AmCAT - Amsterdam Content Analysis Toolkit
Note: the following instructions are for the unstable development version. To install stable releases, please see the readme file for those releases:
Installation instructions for 3.4 (stable)
Installation and Configuration for development version
Prerequisites
Most of the (python) prerequisites for AmCAT are automatically installed using pip (see below). To install the non-python requirements, you can use the following (on Ubuntu 15.10 or 16.04):
sudo apt-get install antiword unrtf rabbitmq-server python3-pip postgresql postgresql-contrib python3-venv git postgresql-server-dev-9.4 python3-dev libxml2-dev libxslt-dev graphviz pspp
If you want to compile lxml and psycopg2 yourself (through pip), you need to install:
sudo apt-get build-dep python3-psycopg2 python3-lxml
You can avoid compiling libraries by installing some dependencies through apt:
sudo apt-get install python3-lxml python3-amqplib python3-psycopg2 python3-requests python3-pygments
It is probably best to install AmCAT in a virtual environment. Run the following commands to setup and activate a virtual environment for AmCAT: (on ubuntu)
pyvenv env
source env/bin/activate
If you use a virtual environment, every time you start working with AmCAT you need to repeat the source
line to load the environment. If you don't use a virtual environment, you will need to run most pip command below using sudo
.
Database
AmCAT requires a database to store its documents in. The default settings look for a postgres database 'amcat' on localhost. To set up the current user as a superuser in postgres and create the database, use:
sudo -u postgres createuser -s $USER
createdb amcat
Elastic
AmCAT uses elasticsearch for searching articles. Elasticsearch is provided as a debian package, but it does need some extra plugins to be ready for AmCAT.
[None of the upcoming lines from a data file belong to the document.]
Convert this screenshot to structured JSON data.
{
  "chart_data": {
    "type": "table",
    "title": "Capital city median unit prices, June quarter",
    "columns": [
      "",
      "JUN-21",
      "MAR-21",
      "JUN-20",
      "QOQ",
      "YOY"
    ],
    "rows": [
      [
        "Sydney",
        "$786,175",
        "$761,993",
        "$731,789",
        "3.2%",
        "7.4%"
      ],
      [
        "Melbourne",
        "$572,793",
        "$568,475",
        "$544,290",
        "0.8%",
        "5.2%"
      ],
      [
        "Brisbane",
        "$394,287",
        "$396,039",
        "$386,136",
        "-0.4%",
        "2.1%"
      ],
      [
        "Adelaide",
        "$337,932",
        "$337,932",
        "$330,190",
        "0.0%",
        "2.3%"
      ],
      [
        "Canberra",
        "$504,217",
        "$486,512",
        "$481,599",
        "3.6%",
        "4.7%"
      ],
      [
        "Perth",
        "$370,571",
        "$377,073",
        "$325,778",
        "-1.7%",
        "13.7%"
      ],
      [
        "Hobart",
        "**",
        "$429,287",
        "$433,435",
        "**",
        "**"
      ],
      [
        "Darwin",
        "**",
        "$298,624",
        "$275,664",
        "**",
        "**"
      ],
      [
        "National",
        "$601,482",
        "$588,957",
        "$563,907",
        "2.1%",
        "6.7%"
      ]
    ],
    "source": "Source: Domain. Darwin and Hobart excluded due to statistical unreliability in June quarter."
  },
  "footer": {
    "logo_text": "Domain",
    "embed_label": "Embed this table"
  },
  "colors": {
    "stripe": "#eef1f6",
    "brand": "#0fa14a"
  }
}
wget https://download.elasticsearch.org/elasticsearch/release/org/elasticsearch/distribution/deb/elasticsearch/2.1.1/elasticsearch-2.1.1.deb
sudo dpkg -i elasticsearch-2.1.1.deb
rm elasticsearch-2.1.1.deb
# Install plugins
cd /usr/share/elasticsearch
sudo bin/plugin install mobz/elasticsearch-head
sudo bin/plugin install analysis-icu
sudo bin/plugin install amcat/hitcount
# Enable hitcount as default similarity provider, and enable groovy scripting
cat <<EOT | sudo tee --append /etc/elasticsearch/elasticsearch.yml
index.similarity.default.type: hitcountsimilarity
script.inline: on
script.update: on
EOT
# Restart elastic
sudo systemctl stop elasticsearch
sudo systemctl start elasticsearch
Warning: We enabled a non-sandboxed scripting language (Groovy). Make sure to restrict access to the elastic instance by untrusted parties, as this allows executing arbitrary code as the user elasticsearch
.
Installing AmCAT
Clone the project from github and pip install the requirements.
git clone -b release-3.4 https://github.com/amcat/amcat.git
pip install -r amcat/requirements.txt
Be sure to add the new directory to the pythonpath and add AMCAT_ES_LEGACY hash to the environment. If you add these lines to amcat-env/bin/activate they will be automatically set when you activate.
export PYTHONPATH=$PYTHONPATH:$HOME/amcat
export AMCAT_ES_LEGACY_HASH=N
Collecting static files
AmCAT uses bower to install javascript/CSS libraries. On Ubuntu, you need to install the legacy version of nodejs
first, and then install bower by using npm
:
sudo apt-get install nodejs-legacy npm
sudo npm install -g bower
Then, in the top-directory of AmCAT itself run:
bower install
Setting up the database
Whichever way you installed AmCAT, you need to call the migrate command to populate the database and set the elasticsearch mapping:
python -m amcat.manage migrate
You can create a superuser by running:
python -m amcat.manage createsuperuser
Start AmCAT web server
For debugging, it is easiest to start amcat using runserver:
python -m amcat.manage runserver
Start celery worker
Finally, to use the query screen you need to start a celery worker. In a new terminal, type:
DJANGO_SETTINGS_MODULE=settings celery -A amcat.amcatcelery worker -l info -Q amcat
(if you are using a virtual environment, make sure to activate
that first)
Configuring AmCAT
The main configuration parameters for AmCAT reside in the settings folder. In many places, these settings are defaults that can be overridden with environment variables.